Maya is 16 and has never been kissed; Lochie is 17 and shy and intelligent. They have three younger siblings and a mother who is a drunk and neglects them half the time to hang out with her boyfriend. As a result, Maya and Lochie have become the father and mother of their family, supervising homework, doing the washing-up, desperately trying to keep Social Services at bay. Tabitha slowly builds up the tension until it becomes unbearable; you feel that Maya and Lochie cannot survive and will have to snap, one way or another. Thus, the ugly concept of incest is turned on its head, for when they begin to feel romantic feelings for each other, their relationship becomes redemptive, a salvation for both of them, a chance for them to retreat from the burden of being adults – ironically, a chance to become innocent again, carefree, teenagers in love.

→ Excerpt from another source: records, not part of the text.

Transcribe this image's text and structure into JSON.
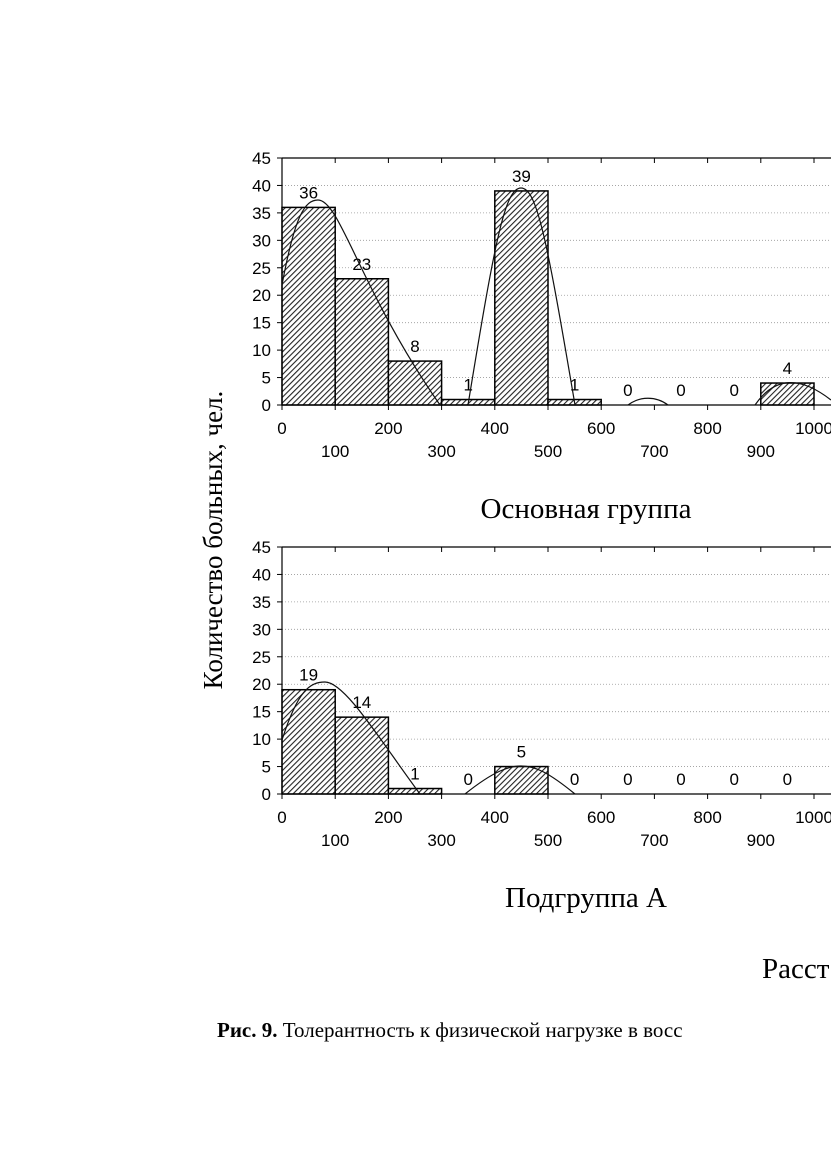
{
  "chart_data": [
    {
      "type": "histogram",
      "title": "Основная группа",
      "bins": [
        0,
        100,
        200,
        300,
        400,
        500,
        600,
        700,
        800,
        900,
        1000
      ],
      "values": [
        36,
        23,
        8,
        1,
        39,
        1,
        0,
        0,
        0,
        4
      ],
      "xlim": [
        0,
        1100
      ],
      "ylim": [
        0,
        45
      ],
      "xticks": [
        0,
        100,
        200,
        300,
        400,
        500,
        600,
        700,
        800,
        900,
        1000
      ],
      "yticks": [
        0,
        5,
        10,
        15,
        20,
        25,
        30,
        35,
        40,
        45
      ],
      "grid": true
    },
    {
      "type": "histogram",
      "title": "Подгруппа А",
      "bins": [
        0,
        100,
        200,
        300,
        400,
        500,
        600,
        700,
        800,
        900,
        1000
      ],
      "values": [
        19,
        14,
        1,
        0,
        5,
        0,
        0,
        0,
        0,
        0
      ],
      "xlim": [
        0,
        1100
      ],
      "ylim": [
        0,
        45
      ],
      "xticks": [
        0,
        100,
        200,
        300,
        400,
        500,
        600,
        700,
        800,
        900,
        1000
      ],
      "yticks": [
        0,
        5,
        10,
        15,
        20,
        25,
        30,
        35,
        40,
        45
      ],
      "grid": true
    }
  ],
  "y_label": "Количество больных, чел.",
  "x_label": "Расст",
  "caption": {
    "label": "Рис. 9.",
    "text": "Толерантность к физической нагрузке в восс"
  }
}
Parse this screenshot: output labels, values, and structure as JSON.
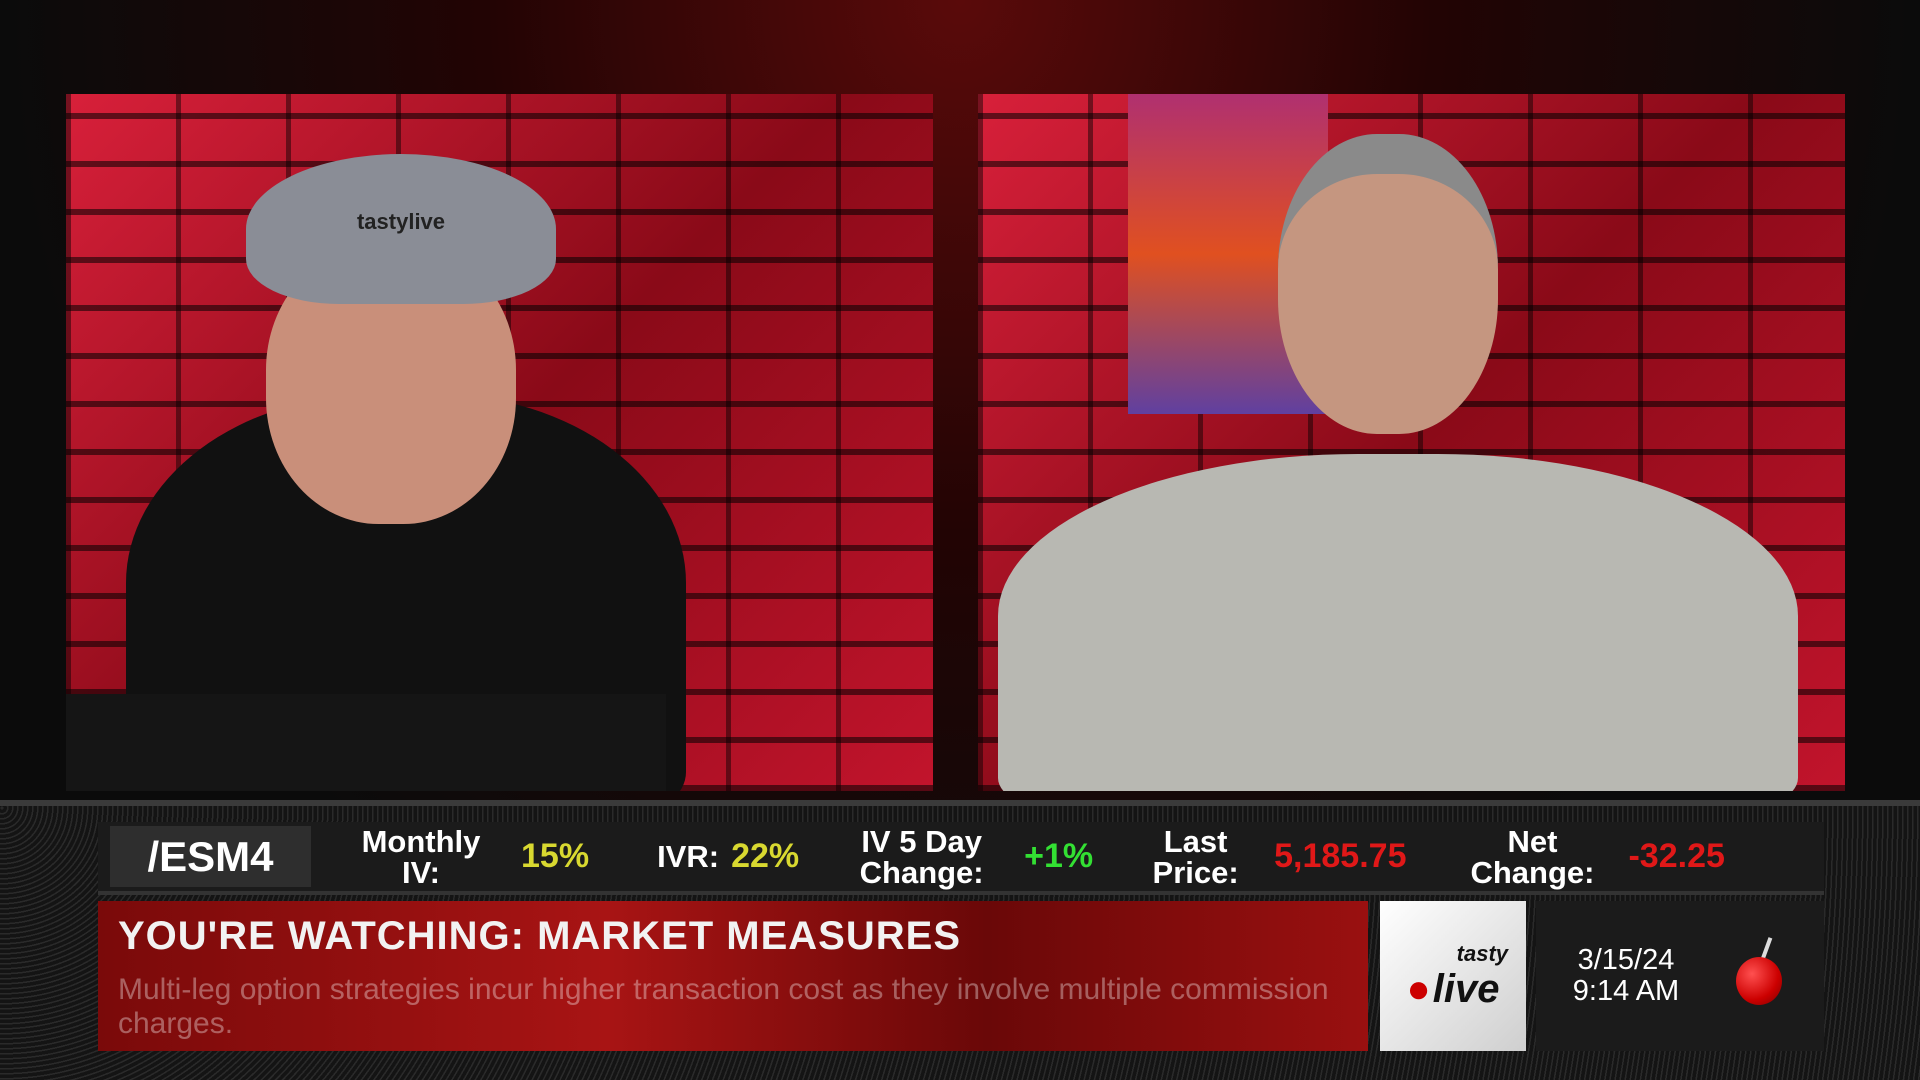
{
  "ticker": {
    "symbol": "/ESM4",
    "monthly_iv_label": "Monthly IV:",
    "monthly_iv": "15%",
    "ivr_label": "IVR:",
    "ivr": "22%",
    "iv5_label": "IV 5 Day Change:",
    "iv5": "+1%",
    "last_label": "Last Price:",
    "last": "5,185.75",
    "net_label": "Net Change:",
    "net": "-32.25",
    "colors": {
      "iv": "#d8d830",
      "positive": "#33e033",
      "negative": "#e01818"
    }
  },
  "banner": {
    "title": "YOU'RE WATCHING: MARKET MEASURES",
    "disclaimer": "Multi-leg option strategies incur higher transaction cost as they involve multiple commission charges."
  },
  "logo": {
    "text_top": "tasty",
    "text_bottom": "live"
  },
  "clock": {
    "date": "3/15/24",
    "time": "9:14 AM"
  },
  "videos": [
    {
      "hat_text": "tastylive"
    },
    {}
  ]
}
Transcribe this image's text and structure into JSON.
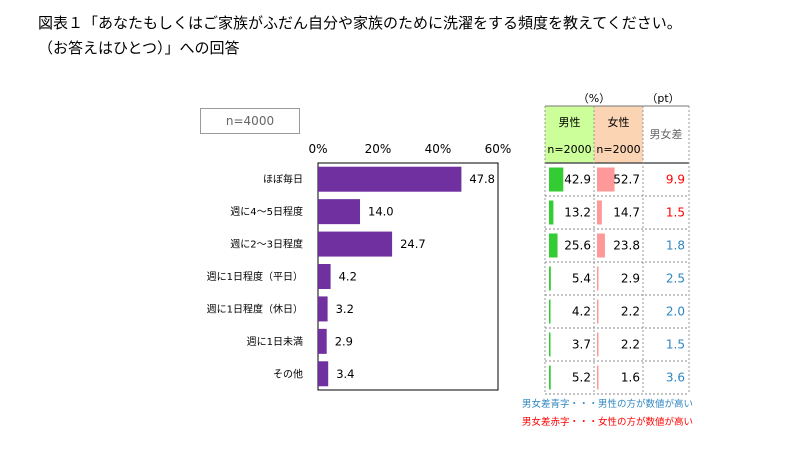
{
  "title_line1": "図表１「あなたもしくはご家族がふだん自分や家族のために洗濯をする頻度を教えてください。",
  "title_line2": "（お答えはひとつ）」への回答",
  "sample_label": "n=4000",
  "chart_data": {
    "type": "bar",
    "orientation": "horizontal",
    "categories": [
      "ほぼ毎日",
      "週に4～5日程度",
      "週に2～3日程度",
      "週に1日程度（平日）",
      "週に1日程度（休日）",
      "週に1日未満",
      "その他"
    ],
    "values": [
      47.8,
      14.0,
      24.7,
      4.2,
      3.2,
      2.9,
      3.4
    ],
    "value_labels": [
      "47.8",
      "14.0",
      "24.7",
      "4.2",
      "3.2",
      "2.9",
      "3.4"
    ],
    "xlim": [
      0,
      60
    ],
    "xticks": [
      "0%",
      "20%",
      "40%",
      "60%"
    ],
    "bar_color": "#7030a0",
    "grid": false
  },
  "table": {
    "unit_pct": "（%）",
    "unit_pt": "（pt）",
    "male_header": "男性",
    "male_n": "n=2000",
    "female_header": "女性",
    "female_n": "n=2000",
    "diff_header": "男女差",
    "male_values": [
      42.9,
      13.2,
      25.6,
      5.4,
      4.2,
      3.7,
      5.2
    ],
    "male_labels": [
      "42.9",
      "13.2",
      "25.6",
      "5.4",
      "4.2",
      "3.7",
      "5.2"
    ],
    "female_values": [
      52.7,
      14.7,
      23.8,
      2.9,
      2.2,
      2.2,
      1.6
    ],
    "female_labels": [
      "52.7",
      "14.7",
      "23.8",
      "2.9",
      "2.2",
      "2.2",
      "1.6"
    ],
    "diff_labels": [
      "9.9",
      "1.5",
      "1.8",
      "2.5",
      "2.0",
      "1.5",
      "3.6"
    ],
    "diff_colors": [
      "red",
      "red",
      "blue",
      "blue",
      "blue",
      "blue",
      "blue"
    ],
    "colors": {
      "male_bar": "#33cc33",
      "female_bar": "#ff9999",
      "male_header_bg": "#ccff99",
      "female_header_bg": "#fbd4b4",
      "diff_blue": "#2e86c1",
      "diff_red": "#ff0000"
    }
  },
  "notes": {
    "blue_note": "男女差青字・・・男性の方が数値が高い",
    "red_note": "男女差赤字・・・女性の方が数値が高い"
  }
}
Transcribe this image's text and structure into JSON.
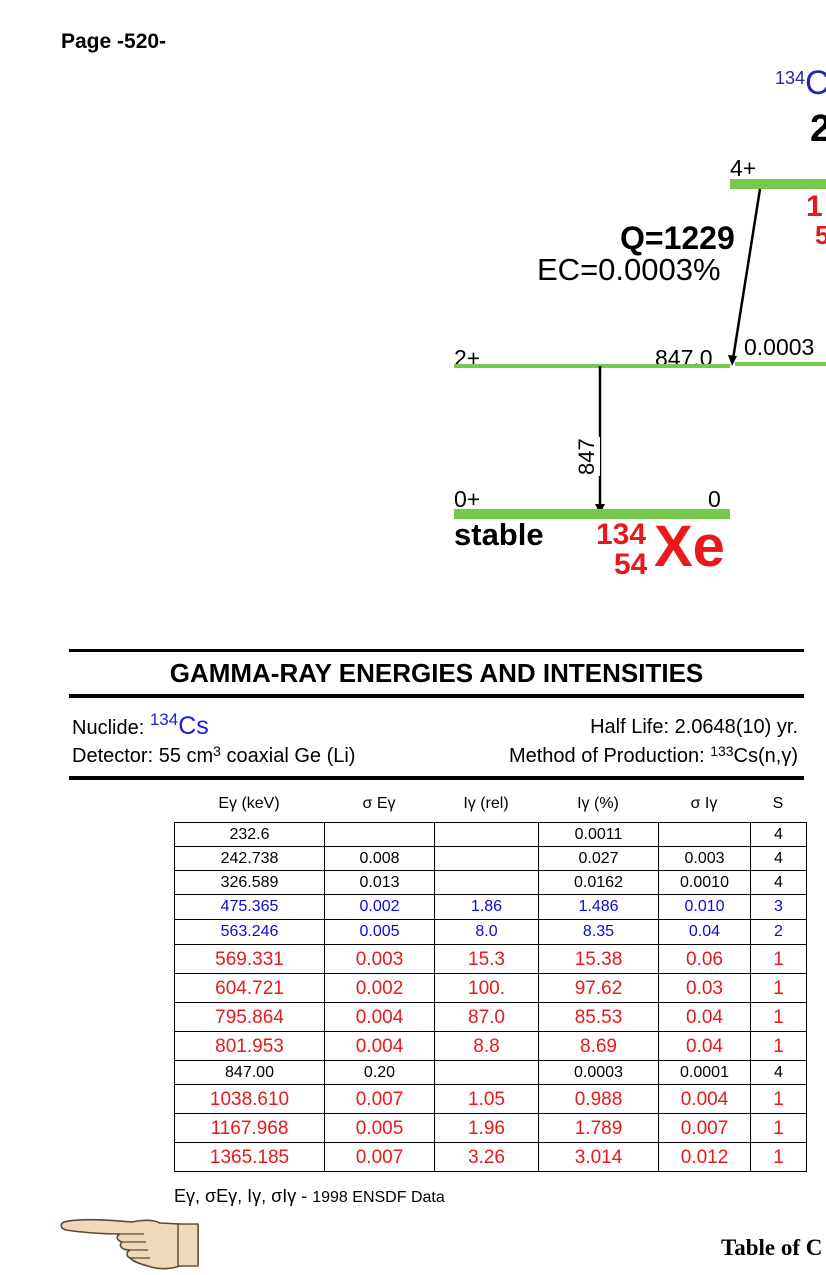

I read and enjoyed Ian McEwan’s brilliant ‘The Cement Garden’ many years ago; I savoured the cool, cynical, amoral voice of the narrator. ‘Forbidden’ is, in mood and tone, quite the reverse of McEwan’s novel, for the novel is told in alternating voices, between Maya and Lochan, in prose soaked with emotion, with passion and pain and longing. One of the greatest strengths of the novel is the fact that Suzuma never judges her characters, never moralises, and is neither inhibited by her subject matter, nor caught up in trying to shock – she simply dives into their feelings, and presents them with naked, raw honesty. The result is a novel of tremendous power. It is 9 months since I read it but I still remember how much the ending shocked me and made me shed tears. It is sophisticated enough to appeal to adults as well as teenagers; in fact, I think her publishers should publish an adult edition - it would sell by the truckload.